On last night’s episode, however, the three contestants combined to accomplish something that hadn’t happened on Jeopardy in three years. And not in a good way.

Yes, all three contestants biffed on Final Jeopardy. All three contestants bet all they had. They all finished with $0, and as Alex Trebek explained, when that happens, no one advances, and we get three brand new contestants on the next show. The cold lack of forgiveness on the part of Jeopardy is another reason to love it.

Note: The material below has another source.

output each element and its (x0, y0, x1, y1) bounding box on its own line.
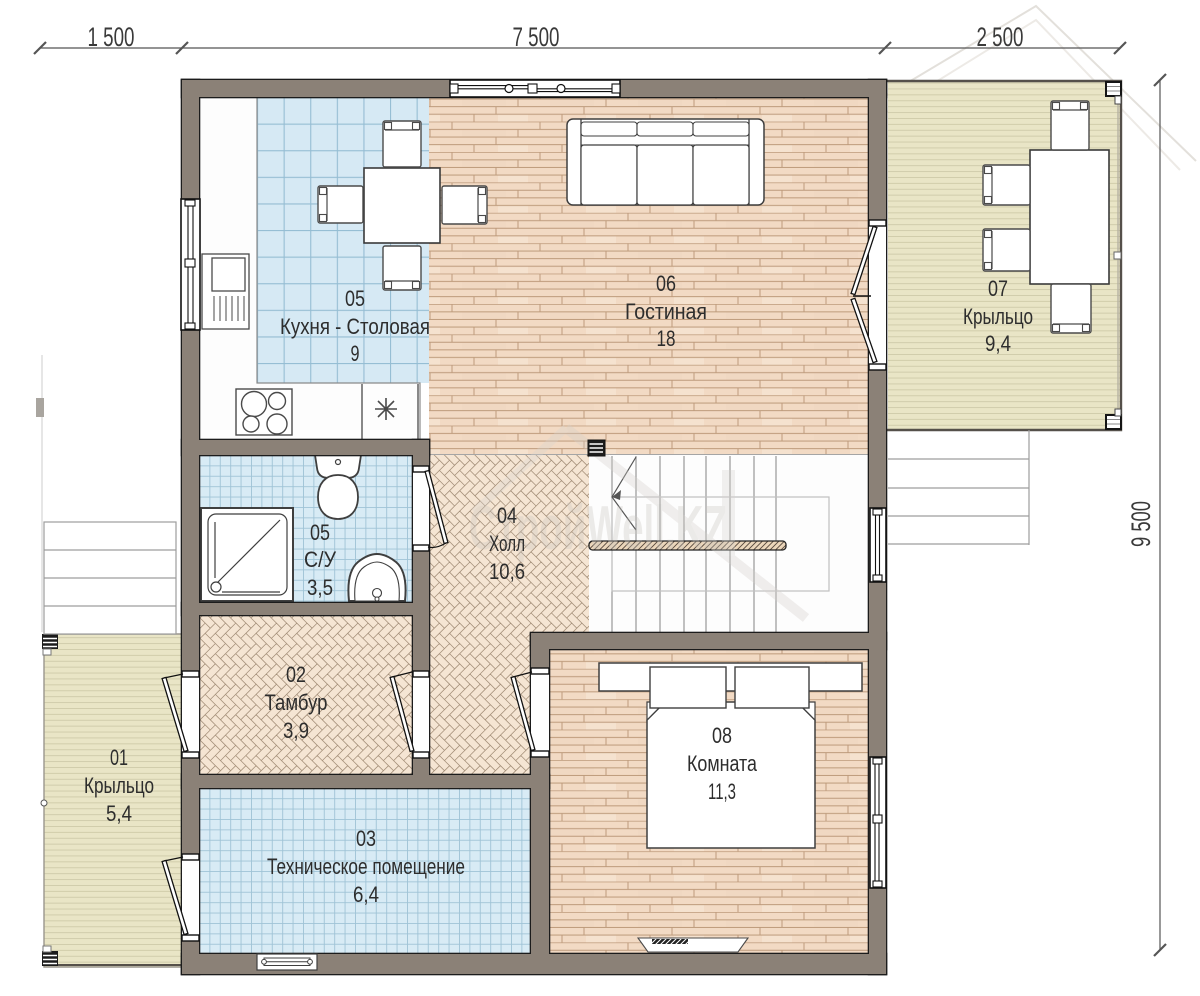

The question, granted, was a bit tricky: “A 1957 event led to the creation of a national historic site in this city, signed into law by a president whose library is now there too.” The question incorporates three separate events (the 1957 event; the creation of a national historic site; the establishment of a presidential library) on three separate dates, which could easily cause confusion. (If you’re wondering, my guess would have been “Houston,” on the assumption that the 1957 date had a NASA connection.) The correct answer was Little Rock, Arkansas, with the event being the desegregation of public schools and the historic site being created by President Bill Clinton. No one got it. Three $0 scores. No one advances.

This could — and should — have been avoided, of course. Since Claudia and Mike both entered Final Jeopardy tied with $13,800, their options were pretty limited. They were basically engaged in a high-stakes game of chicken. Either bet everything and hope the other person bet nothing, or vice versa. Almost certainly you’d have to just bet everything and hope the other player misses. But there was Randi, in third place with her $6,000. Not enough to overtake either of the leaders even if she doubled up. Her only hope was that the other two would bet big and lose. The good news was that half that scenario — Claudia and Mike betting big — was nearly assured. So all Randi needed to do was sit back, wager nothing, and hope the other two missed. There was virtually zero upside for Randi to wager any money at all. It was an outcome that deflated even The Final Wager, Keith Williams’ daily tracker of Final Jeopardy wagering (an invaluable Jeopardy resource).

According to Buzzfeed, a triple-zero hasn’t occurred since the Teen Tournament in February of 2013. In the words of Alex himself: sorry, folks!